Buitenland17 maart 1999

Albanees geweld door repressie en westerse ongevoeligheid

De opkomst van het UCK in Kosovo

Door drs. B. Belder
BONN – Ushtria Çlirimtare e Kosovës (UCK) staat voor het Bevrijdingsleger van Kosova. Kosova heet voor de Albanezen wat voor de Serviërs Kosovo is. Bij de (tot op heden vruchteloze) onderhandelingen op Frans grondgebied en bij de (in hevigheid toenemende) gevechten op Zuid-Servisch territoir is het UCK vandaag een politieke en militaire factor van betekenis.

Balkanexpert Jens Reuter van het Südost-Institut in München tekent in het jongste nummer van ”Blätter für deutsche und internationale Politik” (Bonn) de opkomst van de Albanese guerrillabeweging, in het spraakgebruik van Belgrado simpelweg „terroristen.”

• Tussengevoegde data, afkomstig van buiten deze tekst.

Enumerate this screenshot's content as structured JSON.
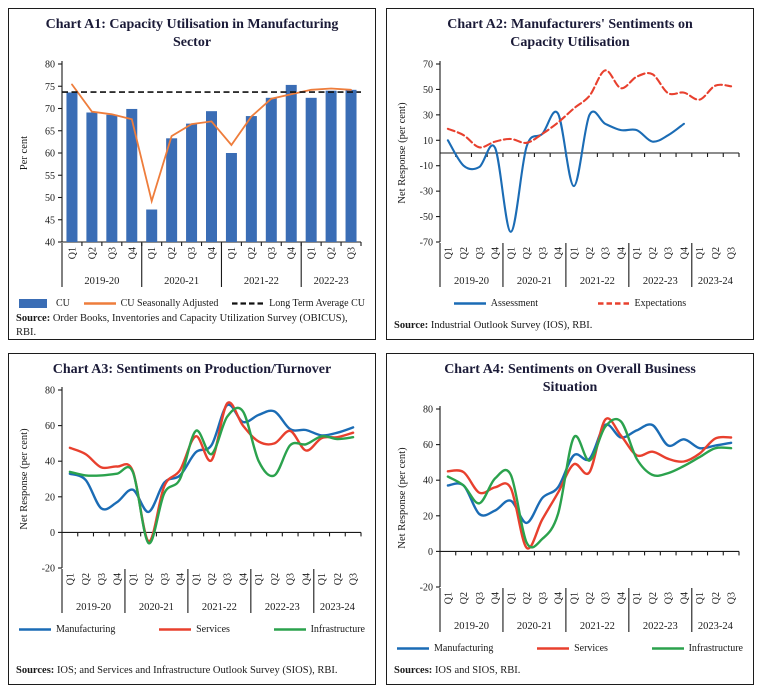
{
  "figure": {
    "background": "#ffffff",
    "border_color": "#1c1c1c",
    "title_color": "#1b1b38",
    "quarter_labels_note": "x tick labels rotated 90 degrees"
  },
  "chart_data": [
    {
      "id": "A1",
      "type": "bar",
      "title": "Chart A1: Capacity Utilisation in Manufacturing Sector",
      "ylabel": "Per cent",
      "ylim": [
        40,
        80
      ],
      "yticks": [
        40,
        45,
        50,
        55,
        60,
        65,
        70,
        75,
        80
      ],
      "baseline": 40,
      "grid": false,
      "legend_position": "bottom",
      "categories": [
        "Q1",
        "Q2",
        "Q3",
        "Q4",
        "Q1",
        "Q2",
        "Q3",
        "Q4",
        "Q1",
        "Q2",
        "Q3",
        "Q4",
        "Q1",
        "Q2",
        "Q3"
      ],
      "year_groups": [
        {
          "label": "2019-20",
          "span": 4
        },
        {
          "label": "2020-21",
          "span": 4
        },
        {
          "label": "2021-22",
          "span": 4
        },
        {
          "label": "2022-23",
          "span": 3
        }
      ],
      "series": [
        {
          "name": "CU",
          "type": "bar",
          "color": "#3a6db5",
          "values": [
            73.6,
            69.1,
            68.6,
            69.9,
            47.3,
            63.3,
            66.6,
            69.4,
            60.0,
            68.3,
            72.4,
            75.3,
            72.4,
            74.0,
            74.2
          ]
        },
        {
          "name": "CU Seasonally Adjusted",
          "type": "line",
          "smooth": false,
          "color": "#ee7d3c",
          "values": [
            75.4,
            69.3,
            68.7,
            67.6,
            49.2,
            63.8,
            66.5,
            67.1,
            61.8,
            68.2,
            72.2,
            73.2,
            74.2,
            74.5,
            74.2
          ]
        },
        {
          "name": "Long Term Average CU",
          "type": "refline",
          "dash": true,
          "color": "#111111",
          "value": 73.7
        }
      ],
      "source_label": "Source:",
      "source_text": " Order Books, Inventories and Capacity Utilization Survey (OBICUS), RBI."
    },
    {
      "id": "A2",
      "type": "line",
      "title": "Chart A2: Manufacturers' Sentiments on Capacity Utilisation",
      "ylabel": "Net Response (per cent)",
      "ylim": [
        -70,
        70
      ],
      "yticks": [
        -70,
        -50,
        -30,
        -10,
        10,
        30,
        50,
        70
      ],
      "baseline": 0,
      "grid": false,
      "legend_position": "bottom",
      "categories": [
        "Q1",
        "Q2",
        "Q3",
        "Q4",
        "Q1",
        "Q2",
        "Q3",
        "Q4",
        "Q1",
        "Q2",
        "Q3",
        "Q4",
        "Q1",
        "Q2",
        "Q3",
        "Q4",
        "Q1",
        "Q2",
        "Q3"
      ],
      "year_groups": [
        {
          "label": "2019-20",
          "span": 4
        },
        {
          "label": "2020-21",
          "span": 4
        },
        {
          "label": "2021-22",
          "span": 4
        },
        {
          "label": "2022-23",
          "span": 4
        },
        {
          "label": "2023-24",
          "span": 3
        }
      ],
      "series": [
        {
          "name": "Assessment",
          "type": "line",
          "smooth": true,
          "color": "#1b6cb5",
          "values": [
            10,
            -10,
            -11,
            4,
            -62,
            5,
            15,
            31,
            -26,
            30,
            23,
            18,
            18,
            9,
            14,
            23,
            null,
            null,
            null
          ]
        },
        {
          "name": "Expectations",
          "type": "line",
          "smooth": true,
          "dash": true,
          "color": "#e8402e",
          "values": [
            19,
            14,
            4.5,
            9,
            11,
            8,
            15,
            24,
            35,
            45,
            65,
            51,
            60,
            62,
            47,
            47.5,
            42,
            53,
            52.5
          ]
        }
      ],
      "source_label": "Source:",
      "source_text": " Industrial Outlook Survey (IOS), RBI."
    },
    {
      "id": "A3",
      "type": "line",
      "title": "Chart A3: Sentiments on Production/Turnover",
      "ylabel": "Net Response (per cent)",
      "ylim": [
        -20,
        80
      ],
      "yticks": [
        -20,
        0,
        20,
        40,
        60,
        80
      ],
      "baseline": 0,
      "grid": false,
      "legend_position": "bottom",
      "categories": [
        "Q1",
        "Q2",
        "Q3",
        "Q4",
        "Q1",
        "Q2",
        "Q3",
        "Q4",
        "Q1",
        "Q2",
        "Q3",
        "Q4",
        "Q1",
        "Q2",
        "Q3",
        "Q4",
        "Q1",
        "Q2",
        "Q3"
      ],
      "year_groups": [
        {
          "label": "2019-20",
          "span": 4
        },
        {
          "label": "2020-21",
          "span": 4
        },
        {
          "label": "2021-22",
          "span": 4
        },
        {
          "label": "2022-23",
          "span": 4
        },
        {
          "label": "2023-24",
          "span": 3
        }
      ],
      "series": [
        {
          "name": "Manufacturing",
          "type": "line",
          "smooth": true,
          "color": "#1b6cb5",
          "values": [
            33,
            29.5,
            13.5,
            17,
            24,
            11.5,
            28,
            32,
            45,
            49,
            71.5,
            62,
            66,
            68,
            58,
            57.5,
            54.5,
            56,
            59
          ]
        },
        {
          "name": "Services",
          "type": "line",
          "smooth": true,
          "color": "#e8402e",
          "values": [
            47.5,
            44,
            36.5,
            37,
            34.5,
            -5,
            26,
            35,
            54,
            40.5,
            72.5,
            60,
            51,
            50,
            57,
            46,
            53,
            53.5,
            56
          ]
        },
        {
          "name": "Infrastructure",
          "type": "line",
          "smooth": true,
          "color": "#2ba24d",
          "values": [
            34,
            32,
            32,
            33,
            34,
            -6,
            22,
            30,
            57,
            44,
            65,
            68,
            40,
            32,
            49,
            49.5,
            54,
            52.5,
            53.5
          ]
        }
      ],
      "source_label": "Sources:",
      "source_text": " IOS; and Services and Infrastructure Outlook Survey (SIOS), RBI."
    },
    {
      "id": "A4",
      "type": "line",
      "title": "Chart A4: Sentiments on Overall Business Situation",
      "ylabel": "Net Response (per cent)",
      "ylim": [
        -20,
        80
      ],
      "yticks": [
        -20,
        0,
        20,
        40,
        60,
        80
      ],
      "baseline": 0,
      "grid": false,
      "legend_position": "bottom",
      "categories": [
        "Q1",
        "Q2",
        "Q3",
        "Q4",
        "Q1",
        "Q2",
        "Q3",
        "Q4",
        "Q1",
        "Q2",
        "Q3",
        "Q4",
        "Q1",
        "Q2",
        "Q3",
        "Q4",
        "Q1",
        "Q2",
        "Q3"
      ],
      "year_groups": [
        {
          "label": "2019-20",
          "span": 4
        },
        {
          "label": "2020-21",
          "span": 4
        },
        {
          "label": "2021-22",
          "span": 4
        },
        {
          "label": "2022-23",
          "span": 4
        },
        {
          "label": "2023-24",
          "span": 3
        }
      ],
      "series": [
        {
          "name": "Manufacturing",
          "type": "line",
          "smooth": true,
          "color": "#1b6cb5",
          "values": [
            37,
            37,
            21,
            23,
            28.5,
            16,
            30,
            36,
            54,
            52,
            71,
            64,
            68,
            71,
            59.5,
            63,
            58,
            59.5,
            61
          ]
        },
        {
          "name": "Services",
          "type": "line",
          "smooth": true,
          "color": "#e8402e",
          "values": [
            45,
            44.5,
            33,
            36,
            35.5,
            2,
            18,
            33,
            49,
            44.5,
            74,
            65,
            54,
            56,
            52,
            50.5,
            55,
            63.5,
            64
          ]
        },
        {
          "name": "Infrastructure",
          "type": "line",
          "smooth": true,
          "color": "#2ba24d",
          "values": [
            42,
            37,
            27,
            41,
            43,
            5,
            7,
            21,
            64,
            51,
            70,
            73,
            52,
            43,
            44,
            48,
            53,
            58,
            58
          ]
        }
      ],
      "source_label": "Sources:",
      "source_text": " IOS and SIOS, RBI."
    }
  ]
}
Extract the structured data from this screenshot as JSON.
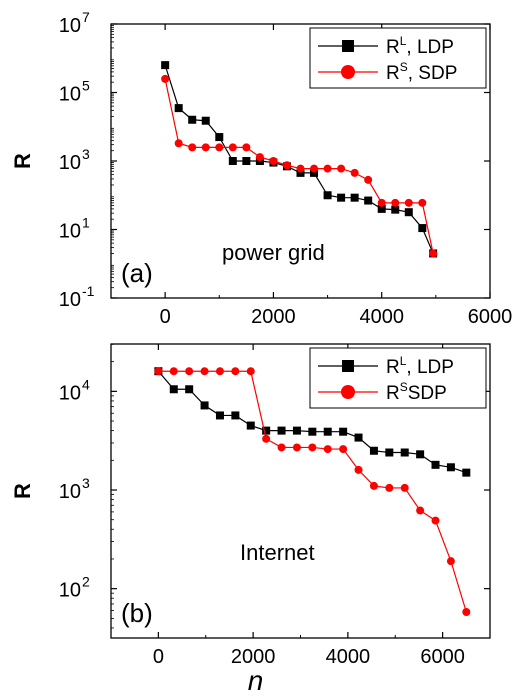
{
  "chart_data": [
    {
      "type": "line",
      "panel_label": "(a)",
      "annotation": "power grid",
      "xlabel": "",
      "ylabel": "R",
      "xlim": [
        -1000,
        6000
      ],
      "ylim_log10": [
        -1,
        7
      ],
      "y_scale": "log",
      "x_ticks": [
        0,
        2000,
        4000,
        6000
      ],
      "x_tick_labels": [
        "0",
        "2000",
        "4000",
        "6000"
      ],
      "y_ticks": [
        {
          "exp": -1,
          "label_base": "10",
          "label_exp": "-1"
        },
        {
          "exp": 1,
          "label_base": "10",
          "label_exp": "1"
        },
        {
          "exp": 3,
          "label_base": "10",
          "label_exp": "3"
        },
        {
          "exp": 5,
          "label_base": "10",
          "label_exp": "5"
        },
        {
          "exp": 7,
          "label_base": "10",
          "label_exp": "7"
        }
      ],
      "legend_position": "top-right",
      "series": [
        {
          "legend_base": "R",
          "legend_sup": "L",
          "legend_rest": ", LDP",
          "color": "#000000",
          "marker": "square",
          "x": [
            0,
            250,
            500,
            750,
            1000,
            1250,
            1500,
            1750,
            2000,
            2250,
            2500,
            2750,
            3000,
            3250,
            3500,
            3750,
            4000,
            4250,
            4500,
            4750,
            4950
          ],
          "y": [
            630000,
            35000,
            16000,
            15000,
            5000,
            1000,
            1000,
            1000,
            900,
            700,
            450,
            450,
            100,
            85,
            85,
            70,
            40,
            38,
            32,
            11,
            2
          ]
        },
        {
          "legend_base": "R",
          "legend_sup": "S",
          "legend_rest": ", SDP",
          "color": "#ff0000",
          "marker": "circle",
          "x": [
            0,
            250,
            500,
            750,
            1000,
            1250,
            1500,
            1750,
            2000,
            2250,
            2500,
            2750,
            3000,
            3250,
            3500,
            3750,
            4000,
            4250,
            4500,
            4750,
            4950
          ],
          "y": [
            250000,
            3300,
            2500,
            2500,
            2500,
            2500,
            2500,
            1300,
            1000,
            750,
            600,
            600,
            600,
            600,
            450,
            280,
            60,
            60,
            60,
            60,
            2
          ]
        }
      ]
    },
    {
      "type": "line",
      "panel_label": "(b)",
      "annotation": "Internet",
      "xlabel": "n",
      "ylabel": "R",
      "xlim": [
        -1000,
        7000
      ],
      "ylim_log10": [
        1.5,
        4.48
      ],
      "y_scale": "log",
      "x_ticks": [
        0,
        2000,
        4000,
        6000
      ],
      "x_tick_labels": [
        "0",
        "2000",
        "4000",
        "6000"
      ],
      "y_ticks": [
        {
          "exp": 2,
          "label_base": "10",
          "label_exp": "2"
        },
        {
          "exp": 3,
          "label_base": "10",
          "label_exp": "3"
        },
        {
          "exp": 4,
          "label_base": "10",
          "label_exp": "4"
        }
      ],
      "legend_position": "top-right",
      "series": [
        {
          "legend_base": "R",
          "legend_sup": "L",
          "legend_rest": ", LDP",
          "color": "#000000",
          "marker": "square",
          "x": [
            0,
            325,
            650,
            975,
            1300,
            1625,
            1950,
            2275,
            2600,
            2925,
            3250,
            3575,
            3900,
            4225,
            4550,
            4875,
            5200,
            5525,
            5850,
            6175,
            6500
          ],
          "y": [
            16000,
            10500,
            10500,
            7200,
            5700,
            5700,
            4500,
            4000,
            4000,
            4000,
            3900,
            3900,
            3900,
            3400,
            2500,
            2400,
            2400,
            2300,
            1800,
            1700,
            1500
          ]
        },
        {
          "legend_base": "R",
          "legend_sup": "S",
          "legend_rest": "SDP",
          "color": "#ff0000",
          "marker": "circle",
          "x": [
            0,
            325,
            650,
            975,
            1300,
            1625,
            1950,
            2275,
            2600,
            2925,
            3250,
            3575,
            3900,
            4225,
            4550,
            4875,
            5200,
            5525,
            5850,
            6175,
            6500
          ],
          "y": [
            16000,
            16000,
            16000,
            16000,
            16000,
            16000,
            16000,
            3300,
            2700,
            2700,
            2700,
            2600,
            2600,
            1600,
            1100,
            1050,
            1050,
            620,
            490,
            190,
            58
          ]
        }
      ]
    }
  ]
}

De huidige prominente rol bekleedt het UCK trouwens in weerwil van „een reeks zware nederlagen in 1998”, zet Reuter zijn analyse nuchter in. Aan officiële vertegenwoordigers van de Kosovaarse vrijheidsstrijders over de grens geen gebrek. Duitsland telt er zelfs drie. Ook de internationale verspreiding van UCK-bulletins loopt gesmeerd. Waar het echter aan schort, is een „officiële presentatie in een van de wereldtalen.”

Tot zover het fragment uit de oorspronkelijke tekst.